Recently, I was working with a project which inter-operates COM interfaces provided by the Microsoft Office Document Imaging (MODI) component.
(Yes, I know that it is deprecating, however, nothing can substitute it at this moment.)
The Issue
Several articles on CodeProject have discussed about that component (a good one of them is this: OCR with Microsoft®
Office[^]), yet gaps are left between simple introductions and practical use.
To make MODI work, we have to accept that MODI only processes TIFF images, thus the image has to be converted to a temporary TIFF file and processed by the On Screen Recognition (OCR) engine of MODI. Afterwards, the temporary TIFF file should be removed from the hard drive.
The problem in the cleanup process can cost you some time. And that is what this article is talking about. The following code demonstrates the situation about the problem,
which is very common around programmers who work with MODI or other COM objects for the first time.
MODI.Document doc = new MODI.Document(); doc.Create("temp.tif");
doc.OCR(MODI.MiLANGUAGES.miLANG_SYSDEFAULT, true, true);
MODI.Image image = (MODI.Image)doc.Images[0]; MODI.Layout layout = image.Layout;
doc.Close(false);
Marshal.FinalReleaseComObject (doc);
doc = null;
GC.Collect();
File.Delete ("temp.tif");
The above code instantiates a COM object doc
, works with the COM object's properties, and finally tries to release the instantiated COM object
by using Marshal.FinalReleaseComObject
to release the MODI instance (doc
), setting the MODI instance to null
, and even
calling GC.Collect
, hoping the resource consumed by it can be fully released.
However, an exception will still surely show up, from the last line of code, telling you "temp.tif" is in use by "another process"
and cannot be deleted. Obviously, no other process is working with that darned file.
The Reason and Solution
The problem is that the two objects (image
and layout
) of type MODI.Image
and MODI.Layout
,
which appear to be properties of the doc
object though, are actually COM objects as well. Simply releasing the instantiated COM object doc
is not enough. We still have to release other COM objects obtained from its property accessors.

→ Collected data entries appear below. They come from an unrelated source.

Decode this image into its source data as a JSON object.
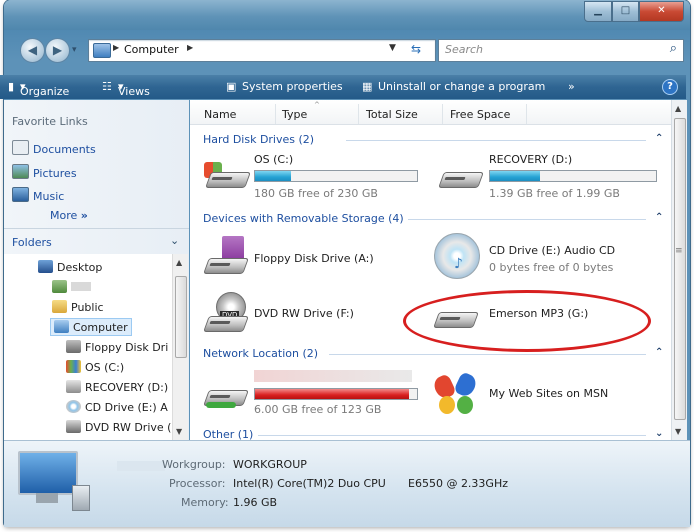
{
  "address": {
    "crumb_computer": "Computer",
    "search_placeholder": "Search"
  },
  "toolbar": {
    "organize": "Organize",
    "views": "Views",
    "system_properties": "System properties",
    "uninstall": "Uninstall or change a program",
    "more": "»"
  },
  "favorites": {
    "title": "Favorite Links",
    "items": [
      "Documents",
      "Pictures",
      "Music"
    ],
    "more": "More"
  },
  "folders": {
    "title": "Folders",
    "items": [
      "Desktop",
      "Public",
      "Computer",
      "Floppy Disk Dri",
      "OS (C:)",
      "RECOVERY (D:)",
      "CD Drive (E:) A",
      "DVD RW Drive ("
    ]
  },
  "columns": [
    "Name",
    "Type",
    "Total Size",
    "Free Space"
  ],
  "groups": {
    "hdd": "Hard Disk Drives (2)",
    "removable": "Devices with Removable Storage (4)",
    "network": "Network Location (2)",
    "other": "Other (1)"
  },
  "drives": {
    "c": {
      "name": "OS (C:)",
      "free": "180 GB free of 230 GB",
      "used_fraction": 0.22
    },
    "d": {
      "name": "RECOVERY (D:)",
      "free": "1.39 GB free of 1.99 GB",
      "used_fraction": 0.3
    },
    "a": {
      "name": "Floppy Disk Drive (A:)"
    },
    "e": {
      "name": "CD Drive (E:) Audio CD",
      "free": "0 bytes free of 0 bytes"
    },
    "f": {
      "name": "DVD RW Drive (F:)"
    },
    "g": {
      "name": "Emerson MP3  (G:)"
    },
    "net": {
      "free": "6.00 GB free of 123 GB",
      "used_fraction": 0.95
    },
    "msn": {
      "name": "My Web Sites on MSN"
    }
  },
  "details": {
    "workgroup_label": "Workgroup:",
    "workgroup": "WORKGROUP",
    "processor_label": "Processor:",
    "processor": "Intel(R) Core(TM)2 Duo CPU",
    "processor_model": "E6550  @ 2.33GHz",
    "memory_label": "Memory:",
    "memory": "1.96 GB"
  },
  "colors": {
    "accent": "#1e4fa0",
    "bar_fill": "#26a3d4",
    "bar_critical": "#d92020",
    "highlight_ellipse": "#d71f1f"
  }
}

So, the answer to solve the file engagement issue is to release those
two objects gained from property access of the COM object doc
, like the following code shows.
doc.Close(false);
Marshal.FinalReleaseComObject (doc);
Marshal.FinalReleaseComObject (image);
Marshal.FinalReleaseComObject (layout);
doc = null;
File.Delete ("temp.tif");
After that, the file handle to "temp.tif" assigned by MODI will be released and the File.Delete
method will run
happily without complaining that the file is occupied.
In production code, the COM object releasing code may be placed in the finally
section of a try...catch...finally
block
to ensure that the resource is fully released.
A Side Note
If you are used to chained property access in .NET, such as obj.PropertyA.PropertyB
. You'd better avoid doing so when you are inter-operating with COM.
That's because the intermediate object obj.PropertyA
is "hidden" as an anonymous reference to a COM object and it might not get a chance to be released.
The workaround is explicitly declaring a variable to hold the reference to the intermediate object and using Mashal.FinalReleaseComObject
onto that
reference when the object is no longer used.
A More Proper Way
As several readers have pointed out, we should seldom use Mashal.FinalReleaseComObject
, but Mashal.ReleaseComObject
instead.
What is the difference between those two methods? By referring to the documentation from MSDN, we can find that COM objects have their reference counter each.
When a COM object is referenced, its counter is increased by 1. When the COM object is released, the counter is decreased by 1. The Mashal.ReleaseComObject
will do the decrement by 1 and Mashal.FinalReleaseComObject
will set the counter to zero. Therefore, if your COM object is created in one place, but referenced
in several places. The safer way is to use Mashal.ReleaseComObject
to decrement the reference counter of the object, where the object not referenced at that place;
and use Mashal.FinalReleaseComObject
to eliminate the object, when you are sure that the object should no longer exist.
P.S. I am also new to COM inter-operation in .NET. Please correct me if anything above is wrong.